You are left speechless, and all you can do is shrug your shoulders and sheepishly say, “I forgot.” Your body language communicates defeat. Maybe you make a joke about it as a way of coping and moving on.
What is behind those two words: “I forgot?” Saying these words, although completely accurate and not intended to be for this purpose, are a way of placing blame on your brain injury. You are telling people that it’s this “damn brain injury” that is responsible for your behavior. You are telling them this by your words, body language, facial expression, and voice inflection. Implied also in the words, “I forgot,” is the idea that if you hadn’t experienced a brain injury, this wouldn’t be happening.
What we don’t realize is that these words, while intended for others, actually have the largest impact on us, because, by saying, “I forgot,” we end up recalling and dwelling in the past, accepting it as reality, and possibly embedding it into our future. In our minds, we sometimes surrender to the fact that our brain injury has caused us to be perpetual “forgetters”.
We get trapped in the past, brought back to the brain injury that changed our life and that won’t allow us to move forward.
Trapped in the past we get depressed and lose hope.
So what are we to do or say? This is tough, because all we are doing is acknowledging the truth. How do we handle these situations, because they will keep on coming up and they are very difficult.
The first thing we need to do is to look at what we are trying to accomplish and how we would like to be in these type of situations so that we can move forward with some strength and dignity. We truly want to own up to our part, and want desperately to not feel as though we always have to be giving reasons for our behavior, but quickly, almost unconsciously responding with, “I forgot,” even though it is a perfectly true, may not be the answer.

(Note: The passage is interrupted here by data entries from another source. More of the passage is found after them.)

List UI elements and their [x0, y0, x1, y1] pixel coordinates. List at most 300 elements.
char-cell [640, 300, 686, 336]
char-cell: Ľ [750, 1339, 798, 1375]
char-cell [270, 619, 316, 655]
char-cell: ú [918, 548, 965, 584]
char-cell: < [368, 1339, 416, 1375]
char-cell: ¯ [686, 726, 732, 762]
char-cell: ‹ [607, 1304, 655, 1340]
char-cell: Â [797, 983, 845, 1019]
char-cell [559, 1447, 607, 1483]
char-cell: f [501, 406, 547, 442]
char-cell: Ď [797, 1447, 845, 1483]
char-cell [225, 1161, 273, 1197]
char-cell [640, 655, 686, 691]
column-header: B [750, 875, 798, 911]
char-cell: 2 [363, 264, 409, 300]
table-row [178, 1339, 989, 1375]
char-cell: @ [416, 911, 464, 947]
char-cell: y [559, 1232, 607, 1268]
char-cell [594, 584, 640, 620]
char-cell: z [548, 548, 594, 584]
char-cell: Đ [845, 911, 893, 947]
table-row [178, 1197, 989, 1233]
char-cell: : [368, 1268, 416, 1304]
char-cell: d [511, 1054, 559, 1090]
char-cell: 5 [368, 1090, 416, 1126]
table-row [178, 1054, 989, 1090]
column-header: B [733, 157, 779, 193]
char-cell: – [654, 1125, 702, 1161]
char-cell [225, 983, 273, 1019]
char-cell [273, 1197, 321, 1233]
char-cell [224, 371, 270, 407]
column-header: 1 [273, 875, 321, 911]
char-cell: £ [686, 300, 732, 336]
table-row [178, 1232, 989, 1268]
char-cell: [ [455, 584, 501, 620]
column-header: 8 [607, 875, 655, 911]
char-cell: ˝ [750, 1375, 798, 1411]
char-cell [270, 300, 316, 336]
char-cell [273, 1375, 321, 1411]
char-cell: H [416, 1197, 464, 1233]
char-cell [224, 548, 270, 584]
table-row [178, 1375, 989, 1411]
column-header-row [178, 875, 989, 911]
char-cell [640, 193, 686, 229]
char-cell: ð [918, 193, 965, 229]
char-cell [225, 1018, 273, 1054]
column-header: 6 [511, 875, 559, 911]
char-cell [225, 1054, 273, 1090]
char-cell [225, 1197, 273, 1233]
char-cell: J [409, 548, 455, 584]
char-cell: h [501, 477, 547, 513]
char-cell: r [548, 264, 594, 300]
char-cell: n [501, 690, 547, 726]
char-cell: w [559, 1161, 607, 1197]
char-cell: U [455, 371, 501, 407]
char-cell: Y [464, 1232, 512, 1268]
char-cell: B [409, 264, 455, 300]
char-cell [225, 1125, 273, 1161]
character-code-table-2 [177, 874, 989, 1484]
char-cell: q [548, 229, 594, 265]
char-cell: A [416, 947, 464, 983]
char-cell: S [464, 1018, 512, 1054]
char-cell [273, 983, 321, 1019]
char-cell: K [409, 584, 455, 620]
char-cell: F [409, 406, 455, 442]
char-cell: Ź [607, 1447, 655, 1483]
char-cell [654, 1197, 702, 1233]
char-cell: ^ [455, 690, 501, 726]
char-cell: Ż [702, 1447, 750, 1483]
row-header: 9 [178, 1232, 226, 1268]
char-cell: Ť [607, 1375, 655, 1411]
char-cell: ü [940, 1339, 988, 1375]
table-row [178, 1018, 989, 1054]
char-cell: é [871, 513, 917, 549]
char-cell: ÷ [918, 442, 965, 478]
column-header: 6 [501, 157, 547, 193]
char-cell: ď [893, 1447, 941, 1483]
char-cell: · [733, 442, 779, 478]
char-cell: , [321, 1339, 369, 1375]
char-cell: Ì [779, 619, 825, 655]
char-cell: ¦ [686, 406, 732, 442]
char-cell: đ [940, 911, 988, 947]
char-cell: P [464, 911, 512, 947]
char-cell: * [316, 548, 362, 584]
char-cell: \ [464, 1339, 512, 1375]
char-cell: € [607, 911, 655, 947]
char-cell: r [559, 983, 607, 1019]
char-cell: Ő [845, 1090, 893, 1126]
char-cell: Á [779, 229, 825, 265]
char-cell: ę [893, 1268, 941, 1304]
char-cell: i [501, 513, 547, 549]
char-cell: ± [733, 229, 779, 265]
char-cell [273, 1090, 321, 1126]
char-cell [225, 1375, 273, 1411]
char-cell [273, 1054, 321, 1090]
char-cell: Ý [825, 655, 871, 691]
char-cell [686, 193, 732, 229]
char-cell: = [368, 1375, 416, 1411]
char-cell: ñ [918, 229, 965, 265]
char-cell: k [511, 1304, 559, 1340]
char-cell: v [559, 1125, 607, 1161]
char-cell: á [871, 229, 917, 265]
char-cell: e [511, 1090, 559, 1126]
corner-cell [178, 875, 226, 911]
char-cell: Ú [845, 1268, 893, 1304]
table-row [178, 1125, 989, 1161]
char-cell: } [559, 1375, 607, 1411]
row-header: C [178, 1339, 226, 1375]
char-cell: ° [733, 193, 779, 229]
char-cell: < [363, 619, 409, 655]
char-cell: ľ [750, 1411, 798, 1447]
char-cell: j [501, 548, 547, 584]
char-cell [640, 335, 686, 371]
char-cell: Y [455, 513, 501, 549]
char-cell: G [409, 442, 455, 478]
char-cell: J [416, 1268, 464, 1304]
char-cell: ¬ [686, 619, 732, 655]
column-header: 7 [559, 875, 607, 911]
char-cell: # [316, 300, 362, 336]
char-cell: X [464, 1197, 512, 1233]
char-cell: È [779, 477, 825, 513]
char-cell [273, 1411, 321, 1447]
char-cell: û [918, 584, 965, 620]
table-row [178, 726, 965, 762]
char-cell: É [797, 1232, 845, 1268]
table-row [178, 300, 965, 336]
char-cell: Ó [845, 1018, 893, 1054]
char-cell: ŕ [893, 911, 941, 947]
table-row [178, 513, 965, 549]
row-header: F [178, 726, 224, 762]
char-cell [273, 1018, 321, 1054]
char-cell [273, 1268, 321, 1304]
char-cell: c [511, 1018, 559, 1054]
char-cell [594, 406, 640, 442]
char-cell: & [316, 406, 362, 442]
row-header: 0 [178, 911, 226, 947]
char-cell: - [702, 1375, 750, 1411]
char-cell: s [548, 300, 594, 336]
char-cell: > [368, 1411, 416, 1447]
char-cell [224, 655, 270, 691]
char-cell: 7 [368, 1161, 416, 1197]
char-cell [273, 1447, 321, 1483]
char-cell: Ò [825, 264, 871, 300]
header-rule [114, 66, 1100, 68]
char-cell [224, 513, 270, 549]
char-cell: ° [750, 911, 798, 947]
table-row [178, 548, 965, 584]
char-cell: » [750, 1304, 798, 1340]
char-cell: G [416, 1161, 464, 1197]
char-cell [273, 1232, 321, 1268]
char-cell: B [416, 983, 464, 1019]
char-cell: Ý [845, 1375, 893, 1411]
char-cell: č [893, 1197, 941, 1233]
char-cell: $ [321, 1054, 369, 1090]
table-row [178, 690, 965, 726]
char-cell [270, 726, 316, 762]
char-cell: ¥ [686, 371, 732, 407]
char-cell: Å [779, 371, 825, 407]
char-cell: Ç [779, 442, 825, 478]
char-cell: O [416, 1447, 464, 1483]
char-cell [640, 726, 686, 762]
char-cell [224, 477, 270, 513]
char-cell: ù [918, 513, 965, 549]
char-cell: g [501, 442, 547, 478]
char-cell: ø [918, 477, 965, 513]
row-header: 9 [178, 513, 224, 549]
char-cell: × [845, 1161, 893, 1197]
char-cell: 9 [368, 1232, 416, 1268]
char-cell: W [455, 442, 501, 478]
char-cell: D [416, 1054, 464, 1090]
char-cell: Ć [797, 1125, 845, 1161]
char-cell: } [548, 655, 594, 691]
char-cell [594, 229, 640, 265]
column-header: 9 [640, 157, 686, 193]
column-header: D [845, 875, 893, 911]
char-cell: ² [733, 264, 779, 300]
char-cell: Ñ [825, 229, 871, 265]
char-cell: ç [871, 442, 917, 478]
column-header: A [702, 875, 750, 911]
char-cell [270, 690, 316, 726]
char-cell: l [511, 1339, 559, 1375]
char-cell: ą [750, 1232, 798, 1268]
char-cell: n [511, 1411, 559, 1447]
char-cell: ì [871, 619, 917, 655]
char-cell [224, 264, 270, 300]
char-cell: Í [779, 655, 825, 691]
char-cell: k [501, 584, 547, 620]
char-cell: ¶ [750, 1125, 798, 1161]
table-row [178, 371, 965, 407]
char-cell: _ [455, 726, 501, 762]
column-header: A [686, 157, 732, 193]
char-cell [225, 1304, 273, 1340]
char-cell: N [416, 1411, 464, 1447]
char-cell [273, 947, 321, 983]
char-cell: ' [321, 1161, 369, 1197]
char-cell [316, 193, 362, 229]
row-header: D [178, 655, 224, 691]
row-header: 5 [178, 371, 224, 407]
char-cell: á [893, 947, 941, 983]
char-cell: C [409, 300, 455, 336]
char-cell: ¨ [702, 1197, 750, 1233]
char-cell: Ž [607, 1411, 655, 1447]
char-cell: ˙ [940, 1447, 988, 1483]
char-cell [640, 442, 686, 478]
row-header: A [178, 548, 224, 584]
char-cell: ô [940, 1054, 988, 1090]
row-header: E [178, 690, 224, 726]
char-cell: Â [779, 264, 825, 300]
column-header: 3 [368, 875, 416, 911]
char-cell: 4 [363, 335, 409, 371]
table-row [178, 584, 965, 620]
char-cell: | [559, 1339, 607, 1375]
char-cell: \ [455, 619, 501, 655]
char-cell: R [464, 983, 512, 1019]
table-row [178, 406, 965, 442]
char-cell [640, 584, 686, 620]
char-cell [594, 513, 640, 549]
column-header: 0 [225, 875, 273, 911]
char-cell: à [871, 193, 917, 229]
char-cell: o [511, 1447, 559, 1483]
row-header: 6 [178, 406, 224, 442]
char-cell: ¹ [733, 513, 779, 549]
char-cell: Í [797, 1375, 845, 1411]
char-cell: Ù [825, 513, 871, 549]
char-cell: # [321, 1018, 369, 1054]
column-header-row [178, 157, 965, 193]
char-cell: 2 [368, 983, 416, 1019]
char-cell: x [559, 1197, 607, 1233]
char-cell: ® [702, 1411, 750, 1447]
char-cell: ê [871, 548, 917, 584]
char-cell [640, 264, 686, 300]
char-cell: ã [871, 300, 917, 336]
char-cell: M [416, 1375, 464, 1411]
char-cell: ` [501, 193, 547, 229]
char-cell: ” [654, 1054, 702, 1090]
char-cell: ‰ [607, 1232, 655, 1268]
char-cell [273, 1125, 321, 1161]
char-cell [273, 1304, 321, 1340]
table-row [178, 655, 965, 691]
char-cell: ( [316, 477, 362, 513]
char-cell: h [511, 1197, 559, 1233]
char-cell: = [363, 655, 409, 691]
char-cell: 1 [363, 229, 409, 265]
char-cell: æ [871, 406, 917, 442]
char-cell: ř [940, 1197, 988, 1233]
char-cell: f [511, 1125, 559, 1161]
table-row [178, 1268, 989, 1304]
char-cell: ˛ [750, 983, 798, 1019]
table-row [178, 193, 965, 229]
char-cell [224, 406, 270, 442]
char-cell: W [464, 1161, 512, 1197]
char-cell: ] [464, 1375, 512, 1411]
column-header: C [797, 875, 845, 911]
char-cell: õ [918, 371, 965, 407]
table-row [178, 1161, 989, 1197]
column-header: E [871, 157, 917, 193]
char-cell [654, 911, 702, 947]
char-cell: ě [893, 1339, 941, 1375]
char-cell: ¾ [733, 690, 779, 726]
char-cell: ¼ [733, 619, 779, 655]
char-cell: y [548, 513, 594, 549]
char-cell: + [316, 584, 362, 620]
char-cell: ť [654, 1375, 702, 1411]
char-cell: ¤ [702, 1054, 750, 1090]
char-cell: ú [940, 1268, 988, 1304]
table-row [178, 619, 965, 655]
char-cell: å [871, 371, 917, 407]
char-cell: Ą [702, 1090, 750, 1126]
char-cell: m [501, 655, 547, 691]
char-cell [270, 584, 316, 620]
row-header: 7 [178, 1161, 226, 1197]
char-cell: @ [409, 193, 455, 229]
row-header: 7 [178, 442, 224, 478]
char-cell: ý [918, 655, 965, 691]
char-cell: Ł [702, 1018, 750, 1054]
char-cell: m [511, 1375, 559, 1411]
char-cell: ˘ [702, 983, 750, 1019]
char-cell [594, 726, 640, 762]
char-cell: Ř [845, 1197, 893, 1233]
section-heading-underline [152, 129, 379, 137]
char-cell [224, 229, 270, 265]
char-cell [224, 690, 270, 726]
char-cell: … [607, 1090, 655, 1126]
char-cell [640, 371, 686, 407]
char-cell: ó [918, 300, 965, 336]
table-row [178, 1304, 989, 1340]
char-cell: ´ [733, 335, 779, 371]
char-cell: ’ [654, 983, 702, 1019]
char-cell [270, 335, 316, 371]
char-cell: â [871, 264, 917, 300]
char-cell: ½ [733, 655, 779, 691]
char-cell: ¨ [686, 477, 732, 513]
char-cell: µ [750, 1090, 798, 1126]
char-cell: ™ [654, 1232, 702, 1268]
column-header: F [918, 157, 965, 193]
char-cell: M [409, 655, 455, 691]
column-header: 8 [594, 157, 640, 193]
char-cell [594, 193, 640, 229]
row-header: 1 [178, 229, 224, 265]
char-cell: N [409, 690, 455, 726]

You are going to forget things. Saying, “I forgot,” might be the right thing sometimes, but see if you can find a way to move past “forgetting” so it doesn’t become a way of being. Maybe you can, address how you are going to fix things, then move on and don’t dwell on the fact that you forgot.
Respond to it by saying, “I forgot,” if that’s what feels right, but don’t beat yourself up for it. Try not to make it symbolic of your whole life, post-TBI. Let it pass as easily as you can. Try not to make a funny remark about how you are always forgetting.

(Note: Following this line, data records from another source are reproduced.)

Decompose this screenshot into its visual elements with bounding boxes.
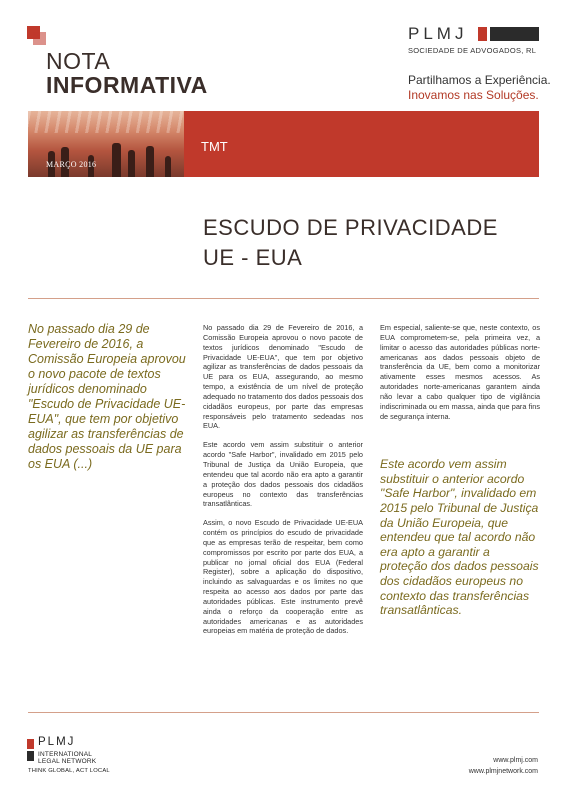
footer-logo-red-mark — [27, 739, 34, 749]
body-paragraph: Este acordo vem assim substituir o anterior acordo "Safe Harbor", invalidado em 2015 pelo Tribunal de Justiça da União Europeia, que entendeu que tal acordo não era apto a garantir a proteção dos dados pessoais dos cidadãos europeus no contexto das transferências transatlânticas. — [203, 440, 363, 509]
doc-type-heading — [46, 50, 208, 97]
tagline-2: Inovamos nas Soluções. — [408, 88, 539, 102]
divider-bottom — [28, 712, 539, 713]
body-paragraph: No passado dia 29 de Fevereiro de 2016, a Comissão Europeia aprovou o novo pacote de textos jurídicos denominado "Escudo de Privacidade UE-EUA", que tem por objetivo agilizar as transferências de dados pessoais da UE para os EUA, assegurando, ao mesmo tempo, a existência de um nível de proteção adequado no tratamento dos dados pessoais dos cidadãos europeus, por parte das empresas responsáveis pelo tratamento sedeadas nos EUA. — [203, 323, 363, 431]
article-title: ESCUDO DE PRIVACIDADE UE - EUA — [203, 215, 498, 270]
pull-quote: Este acordo vem assim substituir o anterior acordo "Safe Harbor", invalidado em 2015 pelo Tribunal de Justiça da União Europeia, que entendeu que tal acordo não era apto a garantir a proteção dos dados pessoais dos cidadãos europeus no contexto das transferências transatlânticas. — [380, 457, 539, 618]
banner-photo-figure — [112, 143, 121, 177]
footer-url-plmj[interactable]: www.plmj.com — [493, 757, 538, 764]
banner-photo-figure — [128, 150, 135, 177]
logo-red-bar — [478, 27, 487, 41]
banner-photo-ceiling — [28, 111, 184, 133]
footer-network-line1: INTERNATIONAL — [38, 751, 93, 758]
footer-slogan: THINK GLOBAL, ACT LOCAL — [28, 768, 110, 774]
banner-practice-bar — [184, 111, 539, 177]
footer-logo-dark-mark — [27, 751, 34, 761]
plmj-logo: PLMJ — [408, 24, 468, 43]
tagline-1: Partilhamos a Experiência. — [408, 73, 551, 87]
lead-summary: No passado dia 29 de Fevereiro de 2016, a Comissão Europeia aprovou o novo pacote de textos jurídicos denominado "Escudo de Privacidade UE-EUA", que tem por objetivo agilizar as transferências de dados pessoais da UE para os EUA (...) — [28, 322, 186, 471]
divider-top — [28, 298, 539, 299]
logo-subtitle: SOCIEDADE DE ADVOGADOS, RL — [408, 46, 537, 55]
practice-area-label: TMT — [201, 139, 228, 154]
body-paragraph: Assim, o novo Escudo de Privacidade UE-EUA contém os princípios do escudo de privacidade que as empresas terão de respeitar, bem como compromissos por escrito por parte dos EUA, a publicar no jornal oficial dos EUA (Federal Register), sobre a aplicação do dispositivo, incluindo as salvaguardas e os limites no que respeita ao acesso aos dados por parte das autoridades públicas. Este instrumento prevê ainda o reforço da cooperação entre as autoridades americanas e as autoridades europeias em matéria de proteção de dados. — [203, 518, 363, 636]
corner-square-decoration-2 — [33, 32, 46, 45]
body-paragraph: Em especial, saliente-se que, neste contexto, os EUA comprometem-se, pela primeira vez, a limitar o acesso das autoridades públicas norte-americanas aos dados pessoais objeto de transferência da UE, bem como a monitorizar ativamente esses mesmos acessos. As autoridades norte-americanas garantem ainda não levar a cabo qualquer tipo de vigilância indiscriminada ou em massa, ainda que para fins de segurança interna. — [380, 323, 540, 421]
doc-type-line2: INFORMATIVA — [46, 72, 208, 98]
doc-type-line1: NOTA — [46, 48, 111, 74]
body-column-2 — [380, 323, 540, 430]
banner-photo-figure — [146, 146, 154, 177]
issue-date: MARÇO 2016 — [46, 160, 97, 169]
body-column-1 — [203, 323, 363, 645]
footer-url-network[interactable]: www.plmjnetwork.com — [468, 768, 538, 775]
footer-network-name — [38, 751, 96, 766]
banner-photo — [28, 111, 184, 177]
logo-dark-bar — [490, 27, 539, 41]
footer-network-line2: LEGAL NETWORK — [38, 758, 97, 766]
footer-plmj-logo: PLMJ — [38, 736, 76, 748]
banner-photo-figure — [165, 156, 171, 177]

Although it is difficult, life after TBI needs to be about, “How do I move forward?”, not, “See what this brain injury has done to me?” That’s just not good for us. We want others to treat us with dignity, so we should treat ourselves with the dignity we deserve.
Whatever your response, it should be less about the past and assigning blame, and more about living in the present, while working to create a stronger future. Before you give that response, try and take a moment to think about how that response reflects on you as a human being. Treat yourself with the same dignity and respect you want others to treat you.